By Dare Adelekan
When President Bola Ahmed Tinubu unveiled his ministerial nominees last year, Nigerians across political divides waited eagerly to see one name on the list — Mallam Nasir Ahmad El-Rufai. His name initially appeared, creating a wave of optimism that the Renewed Hope Agenda would be anchored on competence and experience rather than political compensation. But soon enough, the tide turned.
The Senate withheld his confirmation, citing a so-called “security report,” and the President quietly moved on. Yet, behind the scenes, it was clear that El-Rufai’s omission went beyond any intelligence dossier — it was political, personal, and deeply revealing of the inner workings of the Tinubu presidency.
From all credible indications, President Tinubu genuinely wanted El-Rufai in his cabinet. The grapevine within the corridors of power suggested that he was being considered for the Ministry of Power and Energy — a sector that has long suffered from inefficiency and bureaucratic rot. El-Rufai’s managerial capacity and technical acumen made him an ideal fit. His track record as Minister of the Federal Capital Territory under President Olusegun Obasanjo remains one of the most transformative episodes in Nigeria’s recent governance history. He turned Abuja into a disciplined, planned city, reasserting order and purpose with a rare sense of mission — all without the drama and theatrics that now characterize the present Federal Executive Council.
So, what happened? Why did Tinubu, a man known for recognizing talent, abandon one of the most capable administrators Nigeria has ever produced?
The answer lies in politics — the kind that thrives not on competence but on control.
El-Rufai is not a man to be tamed. He is a reformer with an independent mind, one who speaks truth to power and rarely bows to political pressure. His bluntness, often mistaken for arrogance, is in reality the expression of a disciplined technocrat who detests mediocrity. He is not one to play the sycophant’s game or indulge in the kind of hero-worship that now defines Nigeria’s political elite. In simple terms, El-Rufai could not be expected to “lick anybody’s ashy hands,” to borrow the street phrase making the rounds in political circles.
Those who know him also know he takes no nonsense. He thrives on merit, not manipulation. He does not need presidential favor to perform; he needs only a clear mandate and the freedom to execute. And therein lies the problem. Tinubu’s inner circle — a mixture of loyalists, praise-singers, and political courtiers — reportedly warned that bringing El-Rufai on board could “destabilize” the hierarchy of loyalty around the President. They argued that El-Rufai was too independent, too strong-willed, too cerebral to fit into a system that values submission over substance.
Hence, the convenient narrative of a “security report” was floated — a ready-made excuse to neutralize a man who would not be easily controlled. The truth, however, is that El-Rufai’s exclusion was not about national security but political insecurity. It was about protecting fragile egos in the corridors of power. In a cabinet where noise often substitutes for performance, and where some ministers mistake verbosity for vision, El-Rufai’s mere presence would have exposed the emptiness of many.
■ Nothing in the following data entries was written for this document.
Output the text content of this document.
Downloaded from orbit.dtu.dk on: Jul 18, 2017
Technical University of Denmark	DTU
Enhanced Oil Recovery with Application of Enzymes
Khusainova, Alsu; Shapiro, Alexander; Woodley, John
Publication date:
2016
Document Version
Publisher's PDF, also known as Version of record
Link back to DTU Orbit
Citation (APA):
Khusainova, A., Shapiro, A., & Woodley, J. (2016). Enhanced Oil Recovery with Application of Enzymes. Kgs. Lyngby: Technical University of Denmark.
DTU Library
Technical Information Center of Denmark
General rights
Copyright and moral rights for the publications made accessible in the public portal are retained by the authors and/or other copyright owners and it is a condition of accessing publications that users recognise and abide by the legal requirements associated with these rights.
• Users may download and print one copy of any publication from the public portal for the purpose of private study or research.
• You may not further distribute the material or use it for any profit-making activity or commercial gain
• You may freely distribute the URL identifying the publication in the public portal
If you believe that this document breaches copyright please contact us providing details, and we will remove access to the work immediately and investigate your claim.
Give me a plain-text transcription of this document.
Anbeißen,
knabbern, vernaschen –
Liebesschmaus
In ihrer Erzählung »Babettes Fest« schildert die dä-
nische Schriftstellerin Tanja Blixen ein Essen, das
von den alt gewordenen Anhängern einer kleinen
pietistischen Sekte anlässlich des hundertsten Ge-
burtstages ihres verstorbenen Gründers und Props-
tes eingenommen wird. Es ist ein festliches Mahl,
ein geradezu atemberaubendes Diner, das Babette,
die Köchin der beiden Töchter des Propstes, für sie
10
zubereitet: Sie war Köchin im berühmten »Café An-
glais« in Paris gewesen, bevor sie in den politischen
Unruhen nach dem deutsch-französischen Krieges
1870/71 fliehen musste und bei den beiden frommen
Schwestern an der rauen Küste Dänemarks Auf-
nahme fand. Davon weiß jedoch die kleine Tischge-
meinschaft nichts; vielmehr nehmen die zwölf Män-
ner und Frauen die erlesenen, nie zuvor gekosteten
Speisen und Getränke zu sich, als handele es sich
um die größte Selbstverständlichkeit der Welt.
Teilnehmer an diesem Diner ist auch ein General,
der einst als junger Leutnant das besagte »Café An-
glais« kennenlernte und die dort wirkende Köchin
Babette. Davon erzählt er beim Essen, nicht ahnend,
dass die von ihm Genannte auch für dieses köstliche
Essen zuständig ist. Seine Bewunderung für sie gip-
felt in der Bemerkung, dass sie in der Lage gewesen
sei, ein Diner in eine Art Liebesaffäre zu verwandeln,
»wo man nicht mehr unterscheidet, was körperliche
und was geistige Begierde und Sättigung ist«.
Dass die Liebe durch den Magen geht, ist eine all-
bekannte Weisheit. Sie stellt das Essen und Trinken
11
It is ironic that the same qualities that make El-Rufai an asset to Nigeria are the ones that have turned him into an outsider in Tinubu’s government. He is brilliant, versatile, focused, and daring — the very traits that a reform-minded government should celebrate. Instead, the presidency seems to have chosen convenience over competence.
Today, the Ministry of Power continues to grope in the dark — literally and figuratively. The Renewed Hope Agenda in that sector is still struggling to find its feet, weighed down by bureaucracy and indecision. One can only imagine what
El-Rufai could have achieved if given the reins. His style may be abrasive to some, but Nigeria’s energy crisis requires precisely that kind of tough-minded reformer — not another politician afraid to ruffle feathers.
El-Rufai’s political future remains open. He may be temporarily sidelined, but he is far from finished. History has shown that Nigeria has a way of recalling its best brains when mediocrity has run its full course. For now, he watches from the sidelines as his contemporaries trade rhetoric for results. But one thing is clear — his legacy as a performer stands tall. Whether in public office or private life,
El-Rufai’s name will continue to resonate as one of the few Nigerian leaders who combine intellect, courage, and conviction.
In the final analysis, the decision to exclude Nasir El-Rufai from Tinubu’s cabinet was not a victory for governance; it was a victory for small minds over great ideas. The tragedy of Nigerian politics is not that we lack capable men and women, but that we often fear them. And until that culture changes, Nigeria will continue to recycle the same faces — loud in words, light in vision, and empty in delivery.